Les Cahiers d’A2C #09 – SEPTEMBRE 2023

Unité Noire3

Le livre s’inscrit dans la lignée des travaux de LeRoi Jones, et en particulier son livre de 1963, Le peuple du blues4, qui, le premier, entreprend de relire l’histoire du jazz à partir de son point d’aboutissement à l’époque, le free jazz. Ce faisant, il lie cette histoire à celles des luttes des Africain·es Américain·es et met ainsi en lumière le moteur des évolutions du jazz, la lutte entre la récupération et les influences européennes/blanches et l’identité et les influences africaines/noires de cette musique créée par et pour les esclaves.

Nos frenchies entendent se démarquer de Jones sur un point, mais au combien crucial, la question de classe. Ainsi précisent-ils dès l’introduction, « cette contradiction entre valeurs blanches et valeurs noires à l’œuvre dans les colonisations et les résistances à ces colonisations du jazz n’est que l’un des moments de la contradiction principale entre colons et colonisé·es, exploiteurs et exploité·es : le capitalisme et ses proies. » (p.39).

À cette époque où Alger était « la capitale de la Révolution »5, l’anticolonialisme est un marqueur des politiques révolutionnaires. Ainsi, les militant·es révolutionnaires africain·es américain·es qualifient la situation de leur peuple comme relevant du colonialisme (sur exploitation économique, racisme, enfermement dans des ghettos…). Dans une période d’important développement des luttes noires aux USA qui se cristallisent, notent les auteurs, dans le Black Panther Party, toute politique réellement de classe est nécessairement anticoloniale. Et un anticolonialisme conséquent doit prendre en compte la lutte des classes au risque, sinon, de laisser se perpétuer les mécanismes de domination, comme le prouve, hélas, le destin des pays nouvellement indépendants et le développement du néocolonialisme.

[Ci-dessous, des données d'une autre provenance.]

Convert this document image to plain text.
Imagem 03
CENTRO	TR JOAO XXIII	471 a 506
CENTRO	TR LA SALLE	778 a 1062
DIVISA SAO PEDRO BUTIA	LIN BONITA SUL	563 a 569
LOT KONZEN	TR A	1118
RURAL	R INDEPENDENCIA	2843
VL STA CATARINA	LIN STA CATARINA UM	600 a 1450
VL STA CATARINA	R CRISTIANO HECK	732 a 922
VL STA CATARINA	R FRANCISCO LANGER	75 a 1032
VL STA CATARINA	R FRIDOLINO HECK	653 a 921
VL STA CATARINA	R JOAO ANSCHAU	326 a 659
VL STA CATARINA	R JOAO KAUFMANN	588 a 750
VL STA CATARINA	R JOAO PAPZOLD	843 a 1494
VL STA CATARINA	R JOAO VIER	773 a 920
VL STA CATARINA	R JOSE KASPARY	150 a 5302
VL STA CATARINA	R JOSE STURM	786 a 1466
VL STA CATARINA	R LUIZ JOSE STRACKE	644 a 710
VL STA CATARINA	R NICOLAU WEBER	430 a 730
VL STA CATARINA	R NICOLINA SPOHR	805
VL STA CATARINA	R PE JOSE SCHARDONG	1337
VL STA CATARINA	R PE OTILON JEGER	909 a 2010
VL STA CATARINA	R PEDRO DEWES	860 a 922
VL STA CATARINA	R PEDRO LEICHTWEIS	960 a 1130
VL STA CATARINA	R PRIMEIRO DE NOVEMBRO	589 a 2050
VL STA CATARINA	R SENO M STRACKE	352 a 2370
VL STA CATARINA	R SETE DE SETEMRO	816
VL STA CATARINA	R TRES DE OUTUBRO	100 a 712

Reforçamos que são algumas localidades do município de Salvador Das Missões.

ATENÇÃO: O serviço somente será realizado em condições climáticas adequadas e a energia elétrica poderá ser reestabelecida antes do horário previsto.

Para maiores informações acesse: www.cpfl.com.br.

Lutter contre la colonisation du jazz par l’esthétique et l’idéologie occidentale implique donc de lutter contre leur relai dans le prolétariat noir, la bourgeoisie et la petite bourgeoisie noire et leur idéologie assimilationniste. « Il est remarquable que l’un des principaux problèmes auxquels sont confronté·es aujourd’hui les militant·es politiques noir·es américain·es soit celui de l’idéologie dominante dans les élites et une partie des masses noires ; qu’ils doivent lutter contre le sentiment de résignation (acceptation de leur « infériorité ») et les illusions de progrès (les choses s’arrangeront quand…) que cette idéologie, celle du capitalisme américain, inculque à ces masses. Et il est non moins remarquable que le free jazz soit apparu comme réaction à la récupération, par la même idéologie, de la musique noire » (p. 43).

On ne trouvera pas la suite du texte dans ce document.